Similarly, Markland’s first real gig was working with the elder Goldschmied to launch Goldsign more than a decade ago. Markland went on to help launch designer denim label Current/Elliott. “I got to learn everything from her dad,” he says. “Basically my first job was learning from him and my next success was because of what I learned from him.”
Born in Italy, the Goldschmied family moved to Los Angeles when Marta was 12 and her father went to work with Lucky Brand. “I didn’t know any English. My mom dropped us off at school and everyone thought I was so stuck up because I didn’t talk to anyone, but I didn’t know how,” she says.
Now she has an unrestrained fervor for her adopted home: “I love L.A. It’s the most amazing place,” she says. In a nod to West Coast street culture, the “A” in her logo has been replaced by the triangular three-dot symbol for “Mi vida loca” (my crazy life) suggested by her sister, Glenda Goldschmied, a graduate of London’s Central Saint Martins art school, who’s helping out with branding. (“It’s a family affair,” she says with a laugh.)

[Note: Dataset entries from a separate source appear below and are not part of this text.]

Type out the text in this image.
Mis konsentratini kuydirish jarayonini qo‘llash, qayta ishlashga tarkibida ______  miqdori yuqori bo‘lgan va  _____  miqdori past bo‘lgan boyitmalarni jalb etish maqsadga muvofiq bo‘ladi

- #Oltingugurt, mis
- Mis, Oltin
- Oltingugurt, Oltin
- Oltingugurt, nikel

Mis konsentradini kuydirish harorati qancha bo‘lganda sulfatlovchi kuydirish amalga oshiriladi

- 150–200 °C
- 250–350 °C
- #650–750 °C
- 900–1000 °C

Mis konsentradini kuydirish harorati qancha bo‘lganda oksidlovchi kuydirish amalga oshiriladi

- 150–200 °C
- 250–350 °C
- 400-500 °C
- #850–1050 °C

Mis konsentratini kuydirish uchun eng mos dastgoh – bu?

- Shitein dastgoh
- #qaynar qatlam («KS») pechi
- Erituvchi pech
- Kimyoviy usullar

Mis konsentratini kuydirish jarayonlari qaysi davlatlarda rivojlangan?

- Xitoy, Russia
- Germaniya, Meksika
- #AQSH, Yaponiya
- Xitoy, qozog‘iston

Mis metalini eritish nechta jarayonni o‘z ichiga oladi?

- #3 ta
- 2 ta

Her own easy “but a little grungy” style of vintage T-shirts and jeans is reflected through a luxe lens in Made Gold’s debut collection, which is priced in the premium denim sweet spot, with jeans $190-$250. The vibe extends to jeans jackets and motorcycle-style leathers in black or white with brash gold hardware “to make it really fun,” she says. Most noticeable is a hybrid category the team calls Indigo Activewear, using a knit fabric for leggings, shorts, sports bra tops, a pullover and a sweatshirt. It’s their answer to premium denim’s current flat-lining state at retail as the predominance of activewear continues to disrupt the jeans business.

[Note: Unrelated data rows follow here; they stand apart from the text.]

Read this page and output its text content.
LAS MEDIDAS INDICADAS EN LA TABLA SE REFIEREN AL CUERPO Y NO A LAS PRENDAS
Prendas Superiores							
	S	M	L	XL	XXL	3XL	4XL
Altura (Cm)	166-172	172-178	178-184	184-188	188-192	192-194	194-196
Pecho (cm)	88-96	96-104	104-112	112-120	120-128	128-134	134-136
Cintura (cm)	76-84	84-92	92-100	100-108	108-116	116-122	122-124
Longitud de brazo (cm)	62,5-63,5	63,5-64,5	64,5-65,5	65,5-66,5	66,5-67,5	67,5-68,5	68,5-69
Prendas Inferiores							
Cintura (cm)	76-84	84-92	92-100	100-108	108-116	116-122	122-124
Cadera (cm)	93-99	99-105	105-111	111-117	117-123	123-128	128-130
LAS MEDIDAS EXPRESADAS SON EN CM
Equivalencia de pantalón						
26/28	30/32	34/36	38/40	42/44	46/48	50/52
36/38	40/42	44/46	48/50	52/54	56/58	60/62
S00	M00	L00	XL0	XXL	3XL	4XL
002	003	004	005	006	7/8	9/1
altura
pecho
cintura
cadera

“Everyone’s saying that the denim business is slowing down and active is taking over, so we have a fabric that brings both of those worlds together,” Markland says. “You see it looks like denim on the outside but on the inside it’s activewear. You can Google all these articles about how [activewear] is killing the denim business. We’re not afraid of that. It’s more like, ‘How can we embrace it?’”
There’s also innovation in the true denim pieces, with an eye-catching jacquard that has a woven-in fringed texture and in a drapey, super-soft denim that puts a sexy spin on their version of the fashion world’s counter trend to the omnipresent skinny —the ‘90s “mom jean,” reinterpreted for comfort-loving millennials. “The darts make it feminine and it doesn’t give you that boxy look,” Goldschmied says. “It’s the perfect blend of sensuality and comfort.” And Goldschmied says she and her mother are both obsessed with her oversize update of the boyfriend jean, though they wear it in very different ways. To her that’s part of the line’s appeal.

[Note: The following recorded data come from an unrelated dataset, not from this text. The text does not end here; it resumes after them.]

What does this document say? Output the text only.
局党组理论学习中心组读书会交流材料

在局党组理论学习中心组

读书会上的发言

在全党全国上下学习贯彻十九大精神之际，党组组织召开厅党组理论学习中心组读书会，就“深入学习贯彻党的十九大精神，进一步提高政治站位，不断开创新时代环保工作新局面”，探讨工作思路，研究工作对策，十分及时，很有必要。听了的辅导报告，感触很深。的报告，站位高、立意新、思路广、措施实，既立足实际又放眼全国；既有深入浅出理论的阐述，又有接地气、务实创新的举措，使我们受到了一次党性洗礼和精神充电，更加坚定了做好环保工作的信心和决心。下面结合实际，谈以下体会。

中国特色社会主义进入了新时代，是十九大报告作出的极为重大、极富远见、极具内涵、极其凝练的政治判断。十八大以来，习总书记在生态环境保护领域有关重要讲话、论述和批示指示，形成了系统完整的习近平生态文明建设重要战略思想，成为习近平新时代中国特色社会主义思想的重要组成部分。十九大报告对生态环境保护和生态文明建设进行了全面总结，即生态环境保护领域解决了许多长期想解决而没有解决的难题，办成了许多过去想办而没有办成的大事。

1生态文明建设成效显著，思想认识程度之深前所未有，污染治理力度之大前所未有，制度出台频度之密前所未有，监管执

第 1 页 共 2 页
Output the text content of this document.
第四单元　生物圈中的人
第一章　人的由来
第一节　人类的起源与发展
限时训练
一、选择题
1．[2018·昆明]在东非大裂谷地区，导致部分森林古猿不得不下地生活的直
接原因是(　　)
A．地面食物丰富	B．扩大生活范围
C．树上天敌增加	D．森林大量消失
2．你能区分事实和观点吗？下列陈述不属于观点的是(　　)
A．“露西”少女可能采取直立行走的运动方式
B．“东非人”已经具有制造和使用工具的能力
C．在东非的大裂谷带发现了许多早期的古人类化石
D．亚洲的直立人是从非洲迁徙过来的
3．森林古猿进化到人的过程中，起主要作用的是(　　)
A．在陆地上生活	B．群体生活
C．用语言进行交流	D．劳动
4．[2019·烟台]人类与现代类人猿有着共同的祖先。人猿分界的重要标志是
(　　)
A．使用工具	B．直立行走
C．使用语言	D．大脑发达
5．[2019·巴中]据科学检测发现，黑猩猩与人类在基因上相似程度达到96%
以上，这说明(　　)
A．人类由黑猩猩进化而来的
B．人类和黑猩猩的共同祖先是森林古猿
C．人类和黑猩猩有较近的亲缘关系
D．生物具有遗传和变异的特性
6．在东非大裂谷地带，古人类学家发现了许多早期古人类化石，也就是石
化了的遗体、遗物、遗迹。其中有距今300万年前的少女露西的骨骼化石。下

“I wanted this collection to be a blank canvas. That’s why we don’t have a lot of coatings, and the washes are very subtle,” she says. “I think our ‘girl’ could be the high school girl who’s saving up for a really cool pair of jeans or it could be the mom who spends her days shopping and picking up her kids and she wants to be a bit elegant. Or it could be Rihanna wearing them on stage. Denim’s like Coca-Cola. Everybody loves jeans.”
Goldschmied and Markland say they aim to eventually develop an all-encompassing brand, similar to Acne or Rag & Bone. But for now it’s one step at a time.
“I never could have done a denim line if I couldn’t have done it a hundred percent the way that I wanted to, and I think that Shane and I have similar styles so we always agree on pretty much everything and we always come to the same place at the end,” Goldschmied says. “I couldn’t have done it with somebody telling me, ‘Well, this is what’s selling so let’s do something like this.’ I really wanted the freedom to express a different idea.”